José Bagulho já sabe que o arranque de todos os anos letivos se fazem acompanhar de surpresas contidas. “Da parte das crianças, não noto que elas me olhem de forma diferente”, conta. “Da parte dos pais, há muitas vezes alguma estranheza”. “Sei que quando vão à primeira reunião esperam uma Manuela, uma Conceição ou uma Rosário e levam com um José à frente e não estão nada habituados”, diz, bem disposto.
“Sei que os pais, quando vão à primeira reunião, esperam uma Manuela, uma Conceição ou uma Rosário e levam com um José à frente”, analisa o educador de infância
Ainda hoje, passados 30 anos a trabalhar em jardins de infância e há quatro a lidar diretamente com os meninos e meninas com idades entre os 3 e os 5 anos, Bagulhorevela que, nos primeiros encontros com os progenitores, “tem de puxar dos galões para mostrar que é igualmente carinhoso, atencioso”. “Tenho de dizer que não sou maternal. Afinal, sou um homem, só posso ser paternal”, brinca.

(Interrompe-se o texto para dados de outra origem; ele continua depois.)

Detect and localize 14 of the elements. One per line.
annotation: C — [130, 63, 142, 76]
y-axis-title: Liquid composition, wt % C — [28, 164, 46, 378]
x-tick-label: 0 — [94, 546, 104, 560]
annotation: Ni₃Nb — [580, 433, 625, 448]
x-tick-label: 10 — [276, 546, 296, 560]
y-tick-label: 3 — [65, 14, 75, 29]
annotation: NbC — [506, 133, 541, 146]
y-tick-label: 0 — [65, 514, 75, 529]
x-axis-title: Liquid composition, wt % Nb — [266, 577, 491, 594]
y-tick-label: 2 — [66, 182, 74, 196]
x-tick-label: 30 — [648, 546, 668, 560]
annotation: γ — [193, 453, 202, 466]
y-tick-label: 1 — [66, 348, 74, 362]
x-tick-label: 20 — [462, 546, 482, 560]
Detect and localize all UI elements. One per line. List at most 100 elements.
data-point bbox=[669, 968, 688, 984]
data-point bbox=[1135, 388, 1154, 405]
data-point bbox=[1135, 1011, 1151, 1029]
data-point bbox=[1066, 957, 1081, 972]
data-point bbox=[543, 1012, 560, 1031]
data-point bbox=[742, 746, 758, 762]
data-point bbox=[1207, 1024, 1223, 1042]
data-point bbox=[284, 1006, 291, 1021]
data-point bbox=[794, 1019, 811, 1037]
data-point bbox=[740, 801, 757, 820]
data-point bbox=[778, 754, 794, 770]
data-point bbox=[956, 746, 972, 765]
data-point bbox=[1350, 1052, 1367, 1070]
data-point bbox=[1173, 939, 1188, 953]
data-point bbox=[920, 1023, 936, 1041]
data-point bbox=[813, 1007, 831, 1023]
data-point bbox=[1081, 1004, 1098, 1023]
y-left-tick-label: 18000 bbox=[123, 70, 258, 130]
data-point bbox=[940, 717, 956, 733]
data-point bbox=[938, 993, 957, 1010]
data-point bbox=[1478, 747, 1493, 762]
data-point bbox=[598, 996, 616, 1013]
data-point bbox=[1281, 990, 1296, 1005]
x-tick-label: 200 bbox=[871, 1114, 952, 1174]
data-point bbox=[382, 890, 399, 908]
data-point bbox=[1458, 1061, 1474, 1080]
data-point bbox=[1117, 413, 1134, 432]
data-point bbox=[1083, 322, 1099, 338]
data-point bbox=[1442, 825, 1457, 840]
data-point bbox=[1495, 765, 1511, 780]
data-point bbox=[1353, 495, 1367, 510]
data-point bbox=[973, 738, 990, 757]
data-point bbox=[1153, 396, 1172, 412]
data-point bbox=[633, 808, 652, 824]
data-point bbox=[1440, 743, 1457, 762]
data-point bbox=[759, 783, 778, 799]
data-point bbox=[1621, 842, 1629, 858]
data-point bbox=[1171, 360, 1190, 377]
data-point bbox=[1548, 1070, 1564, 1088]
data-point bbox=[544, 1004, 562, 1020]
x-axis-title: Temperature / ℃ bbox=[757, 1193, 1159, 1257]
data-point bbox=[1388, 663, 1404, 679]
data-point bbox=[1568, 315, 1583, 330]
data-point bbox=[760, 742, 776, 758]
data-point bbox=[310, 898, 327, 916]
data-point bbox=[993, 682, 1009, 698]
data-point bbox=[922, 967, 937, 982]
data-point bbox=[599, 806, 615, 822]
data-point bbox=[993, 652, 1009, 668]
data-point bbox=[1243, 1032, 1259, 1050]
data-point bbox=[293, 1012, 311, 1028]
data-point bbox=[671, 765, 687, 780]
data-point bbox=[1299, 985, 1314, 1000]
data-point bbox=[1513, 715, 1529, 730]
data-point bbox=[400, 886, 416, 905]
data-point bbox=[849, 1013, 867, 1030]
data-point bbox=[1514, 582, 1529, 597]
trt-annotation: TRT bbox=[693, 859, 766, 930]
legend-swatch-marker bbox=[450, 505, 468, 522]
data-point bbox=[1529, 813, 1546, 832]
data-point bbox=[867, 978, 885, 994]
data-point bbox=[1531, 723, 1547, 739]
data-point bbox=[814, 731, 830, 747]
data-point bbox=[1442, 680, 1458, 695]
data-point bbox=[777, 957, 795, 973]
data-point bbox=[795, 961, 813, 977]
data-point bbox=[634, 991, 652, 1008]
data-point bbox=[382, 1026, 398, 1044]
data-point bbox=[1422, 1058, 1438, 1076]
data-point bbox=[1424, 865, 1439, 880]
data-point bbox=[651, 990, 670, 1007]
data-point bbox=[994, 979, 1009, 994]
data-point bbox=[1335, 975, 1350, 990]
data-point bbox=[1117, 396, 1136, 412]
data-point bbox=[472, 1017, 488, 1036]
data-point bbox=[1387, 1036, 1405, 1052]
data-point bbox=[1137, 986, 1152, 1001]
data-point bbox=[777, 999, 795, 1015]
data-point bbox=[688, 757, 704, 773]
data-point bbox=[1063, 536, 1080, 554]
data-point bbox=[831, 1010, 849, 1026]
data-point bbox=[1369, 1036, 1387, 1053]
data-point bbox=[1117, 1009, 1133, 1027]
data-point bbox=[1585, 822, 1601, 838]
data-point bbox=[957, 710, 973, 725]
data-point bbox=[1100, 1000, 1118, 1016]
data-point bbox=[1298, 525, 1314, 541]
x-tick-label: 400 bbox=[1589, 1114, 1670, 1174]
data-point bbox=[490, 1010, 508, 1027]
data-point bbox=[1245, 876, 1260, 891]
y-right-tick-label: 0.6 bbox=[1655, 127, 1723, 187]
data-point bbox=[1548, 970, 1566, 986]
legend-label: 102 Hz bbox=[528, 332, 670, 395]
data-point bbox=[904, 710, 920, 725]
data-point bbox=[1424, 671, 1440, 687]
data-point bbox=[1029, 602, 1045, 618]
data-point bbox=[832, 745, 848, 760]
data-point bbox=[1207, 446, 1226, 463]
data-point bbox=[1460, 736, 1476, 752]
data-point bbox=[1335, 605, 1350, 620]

O decurso do ano acaba por jogar a favor deste educador de infância. “Só na última reunião, quando fazemos o balanço, é que os pais revelam que ficaram inicialmente um pouco apreensivos, mas que depois ficou tudo bem”.
Mas se os progenitores olham, inicialmente, com desconfiança, os pares de José têm atitude diferente. “Os colegas observam-me com curiosidade e expectativa elevadas, o que me obriga sempre a superar-me. Tudo o que faço é normalmente muito visto e notado e só tenho a hipótese de ser bom profissional”, explica. Joana Guerreiro, por seu lado, já não sente que esta observação dos colegas está vencida.
O que reivindicam?
“Há trabalho a fazer pela sociedade no que diz respeito à forma como olham para nós”, pede Bagulho, que lembra que a política tem de vencer esta desigualdade. “Falamos da necessidade de haver uma maior paridade ao contrário do que tem sido habitual e não tem havido coragem política para o fazer”, revela. Afinal, questiona-se: “porque hão de as crianças crescer apenas com opiniões, testemunhos femininos, não havendo contributos masculinos ao barulho?” Para este educador de infância, a “paridade no de género no ensino é uma necessidade”.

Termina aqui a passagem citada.